Вот и в Испании чуть менее дикие, чем этот людоед, монастырские крестьяне, по сути, беззастенчиво перекладывали опасность на своего нового господина, и в этом был резон: если настоятель — сильный колдун, духи отступят. А если слабый… что ж, туда ему и дорога.
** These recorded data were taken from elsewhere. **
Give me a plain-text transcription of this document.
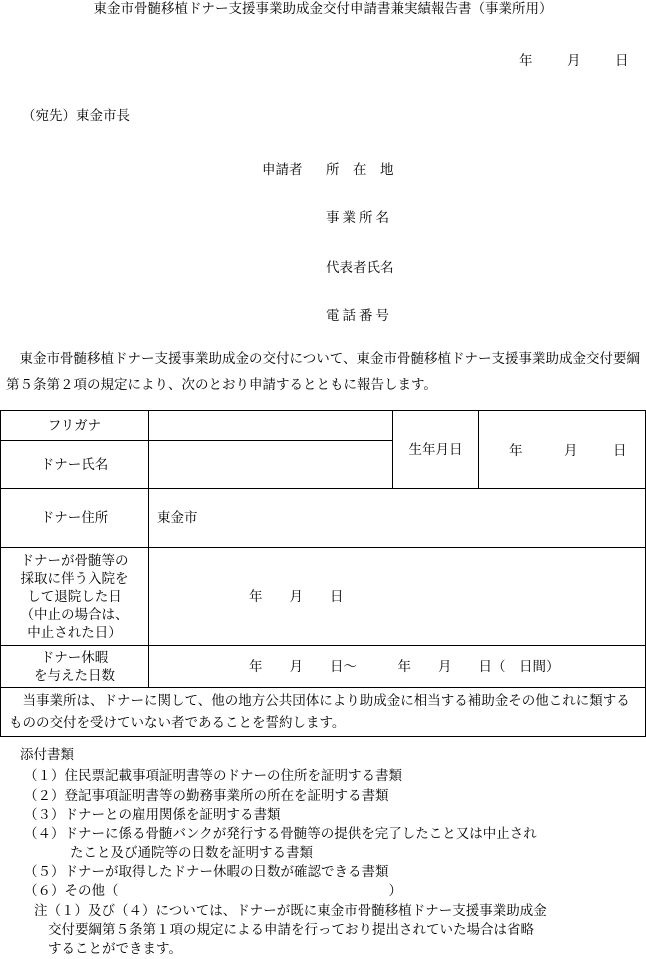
東金市骨髄移植ドナー支援事業助成金交付申請書兼実績報告書（事業所用）
年	月	日
（宛先）東金市長
申請者 所　在　地
事業所名
代表者氏名
電話番号
　東金市骨髄移植ドナー支援事業助成金の交付について、東金市骨髄移植ドナー支援事業助成金交付要綱第５条第２項の規定により、次のとおり申請するとともに報告します。
フリガナ		生年月日	年 月 日

ドナー氏名			
ドナー住所	東金市		

ドナーが骨髄等の
採取に伴う入院を
して退院した日
（中止の場合は、
中止された日）	年　　月　　日		

ドナー休暇
を与えた日数	年　　月　　日～　　　年　　月　　日（　日間）		
　当事業所は、ドナーに関して、他の地方公共団体により助成金に相当する補助金その他これに類するものの交付を受けていない者であることを誓約します。			
添付書類
（１）住民票記載事項証明書等のドナーの住所を証明する書類
（２）登記事項証明書等の勤務事業所の所在を証明する書類
（３）ドナーとの雇用関係を証明する書類
（４）ドナーに係る骨髄バンクが発行する骨髄等の提供を完了したこと又は中止され
たこと及び通院等の日数を証明する書類
（５）ドナーが取得したドナー休暇の日数が確認できる書類
（６）その他（　　　　　　　　　　　　　　　　　　　　）
注（１）及び（４）については、ドナーが既に東金市骨髄移植ドナー支援事業助成金
交付要綱第５条第１項の規定による申請を行っており提出されていた場合は省略
することができます。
Симон улыбнулся: Ойкумена была полна подобных традиций. Даже у египтян и греков еще недавно каждый первенец — во избежание падения кровного проклятия на жениха — зачинался в храме, а потому и считался божьим ребенком — что Тесей, что Ахилл, что Александр Великий [12]. Почти всех их после рождения оставляли жить и воспитываться в храмах, некоторых кастрировали, и большинство так и шло по жреческой линии. А куда еще податься потомству какого-нибудь Анубиса или Посейдона?
Понятно, что там, где христианские церкви одерживали верх, они первым делом сталкивались со всем этим наследием язычества. И вот изменить его чаще всего оказывалось невозможным, и монахи не без удовольствия прокалывали девчонок, а первенцев либо отправляли на монастырские поля, либо кастрировали и продавали в Геную и Венецию — для церковных[13] хоров. Спрос был огромный.